February 10, 2021
Authored by: Merrit Jones and Tom Lee
The short form of the California Proposition 65 warning that appears on numerous consumer products may look different in the future. California’s Office of Environmental Health Hazard Assessment (OEHHA) has proposed several significant changes to the language and permitted uses of the short-form warning.
Use Limited to Small Packages
When OEHHA issued the warning regulations that took effect in August 2018, it provided an option for a short form warning, intending that it be used on products too small to accommodate the longer warning. However, the final regulatory language did not specify that the warning could only be used on small packages, resulting in its use on everything from pens to refrigerator boxes.
In response, on January 8, 2021, OEHHA proposed a regulation that provides that the warning can only be used where the following three conditions are met:
- The total surface area of the packaging is five square inches or less;
- The package shape or size cannot accommodate the full-length warning; and
- The warning is printed in a type size no smaller than the largest type size used for other consumer information, but in no case smaller than 6-point type.
Use Permitted on Food Products
The proposed regulation clarifies a point of debate by confirming that the short form can be used on food products – so long as it’s set apart in a box just like the long form warning.
Use Prohibited for Internet and Catalog Warnings
OEHHA is also proposing to eliminate the option to use the short form for Internet and catalog warnings.
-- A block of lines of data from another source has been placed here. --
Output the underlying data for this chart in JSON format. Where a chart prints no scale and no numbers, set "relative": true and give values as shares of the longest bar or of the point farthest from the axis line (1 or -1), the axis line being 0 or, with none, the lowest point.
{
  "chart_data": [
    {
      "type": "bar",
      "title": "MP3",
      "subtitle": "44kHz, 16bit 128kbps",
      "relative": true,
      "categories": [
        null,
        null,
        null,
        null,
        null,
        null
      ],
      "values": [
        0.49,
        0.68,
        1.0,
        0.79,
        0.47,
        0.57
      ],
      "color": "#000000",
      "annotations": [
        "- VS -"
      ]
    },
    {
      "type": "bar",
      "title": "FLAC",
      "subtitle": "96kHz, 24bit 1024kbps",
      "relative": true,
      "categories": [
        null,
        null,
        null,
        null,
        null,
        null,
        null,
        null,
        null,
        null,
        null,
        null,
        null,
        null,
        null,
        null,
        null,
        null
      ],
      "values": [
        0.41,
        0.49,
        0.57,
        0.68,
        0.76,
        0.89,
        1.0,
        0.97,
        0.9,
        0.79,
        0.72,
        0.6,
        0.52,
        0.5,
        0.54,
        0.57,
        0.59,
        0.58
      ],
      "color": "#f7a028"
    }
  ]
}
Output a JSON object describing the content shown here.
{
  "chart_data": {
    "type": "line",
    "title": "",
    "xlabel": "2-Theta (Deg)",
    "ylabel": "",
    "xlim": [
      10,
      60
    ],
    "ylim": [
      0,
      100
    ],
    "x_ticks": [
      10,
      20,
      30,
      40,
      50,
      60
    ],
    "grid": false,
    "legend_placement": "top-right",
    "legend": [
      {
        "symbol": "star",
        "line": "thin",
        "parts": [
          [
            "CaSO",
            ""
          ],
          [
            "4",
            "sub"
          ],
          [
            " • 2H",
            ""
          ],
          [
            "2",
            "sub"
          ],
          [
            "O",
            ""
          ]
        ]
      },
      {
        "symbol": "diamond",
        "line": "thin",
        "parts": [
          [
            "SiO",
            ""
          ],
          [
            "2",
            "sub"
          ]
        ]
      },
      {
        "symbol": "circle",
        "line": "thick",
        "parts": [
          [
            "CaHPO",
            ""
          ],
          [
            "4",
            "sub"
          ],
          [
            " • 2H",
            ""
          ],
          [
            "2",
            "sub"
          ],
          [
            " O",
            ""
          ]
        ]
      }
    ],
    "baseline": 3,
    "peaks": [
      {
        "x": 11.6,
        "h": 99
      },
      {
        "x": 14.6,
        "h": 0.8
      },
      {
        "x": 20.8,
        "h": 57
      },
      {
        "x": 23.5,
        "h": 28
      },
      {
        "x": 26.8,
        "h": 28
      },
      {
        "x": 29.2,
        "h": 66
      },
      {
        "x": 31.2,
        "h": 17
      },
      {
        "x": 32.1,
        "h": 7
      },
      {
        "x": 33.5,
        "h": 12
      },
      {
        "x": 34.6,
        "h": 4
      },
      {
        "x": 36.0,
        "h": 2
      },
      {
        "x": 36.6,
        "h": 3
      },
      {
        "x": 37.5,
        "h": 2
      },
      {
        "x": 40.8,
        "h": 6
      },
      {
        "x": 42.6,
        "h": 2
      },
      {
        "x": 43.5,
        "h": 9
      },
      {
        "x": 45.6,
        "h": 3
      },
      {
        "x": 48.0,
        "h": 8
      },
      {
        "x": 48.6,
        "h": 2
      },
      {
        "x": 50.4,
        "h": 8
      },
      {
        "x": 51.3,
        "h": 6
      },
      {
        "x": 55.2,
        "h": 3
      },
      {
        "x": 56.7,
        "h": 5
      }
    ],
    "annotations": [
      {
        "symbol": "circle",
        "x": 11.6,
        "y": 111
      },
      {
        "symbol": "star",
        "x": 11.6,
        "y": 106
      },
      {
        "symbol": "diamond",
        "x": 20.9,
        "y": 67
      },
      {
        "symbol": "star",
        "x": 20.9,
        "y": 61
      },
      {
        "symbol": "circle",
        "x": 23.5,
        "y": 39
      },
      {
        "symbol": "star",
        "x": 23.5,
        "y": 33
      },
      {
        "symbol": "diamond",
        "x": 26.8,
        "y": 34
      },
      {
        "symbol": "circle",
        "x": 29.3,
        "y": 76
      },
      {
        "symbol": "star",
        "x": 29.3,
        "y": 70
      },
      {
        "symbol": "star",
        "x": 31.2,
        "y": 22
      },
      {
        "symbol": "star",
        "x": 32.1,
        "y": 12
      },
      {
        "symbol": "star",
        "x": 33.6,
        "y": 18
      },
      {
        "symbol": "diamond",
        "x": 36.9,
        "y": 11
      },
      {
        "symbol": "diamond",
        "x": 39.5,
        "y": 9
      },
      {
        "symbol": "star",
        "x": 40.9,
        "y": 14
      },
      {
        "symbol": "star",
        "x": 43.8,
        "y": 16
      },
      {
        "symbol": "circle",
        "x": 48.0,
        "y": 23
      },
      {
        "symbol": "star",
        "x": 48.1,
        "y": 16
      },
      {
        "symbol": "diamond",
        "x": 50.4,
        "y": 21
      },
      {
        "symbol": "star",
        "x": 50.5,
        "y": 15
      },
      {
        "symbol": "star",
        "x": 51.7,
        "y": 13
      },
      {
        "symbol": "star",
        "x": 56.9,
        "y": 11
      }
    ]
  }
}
Currently, the short-form warning can be used online and in catalogs if used on the product packaging. OEHHA proposes to change that, and would require the longer version online and in catalogs even where the short form is used on the product itself. OEHHA’s reasoning, which is likely to be controversial, is that “[b]ecause there are generally fewer space limitations on a webpage or in a catalog, use of a short-form warning is not appropriate in those contexts.”
Specific Chemicals Must Be Identified
Perhaps the most significant change is the requirement that the short form warning include at least one chemical for each endpoint. Under the current regulations, short form warnings do not have to list any specific chemicals in order to be compliant. The proposed regulation would change that, by requiring that the short-form warning include at least one chemical for which the warning is being provided, in the following form:.
|⚠️||WARNING: Cancer Risk From [CHEMICAL] Exposure – www.P65Warnings.ca.gov|
|⚠️||WARNING: Risk of Reproductive Harm From [CHEMICAL] Exposure – www.P65Warnings.ca.gov|
|⚠️||WARNING: Risk of Cancer and Reproductive Harm From [CHEMICAL] Exposure – www.P65Warnings.ca.gov|
OEHHA is accepting public comment on the proposed regulation through March 8, so impacted industries and businesses should consider providing comments to the extent that they have concerns about any of the proposed revisions. OEHHA is proposing that the amendment take effect a year after adoption.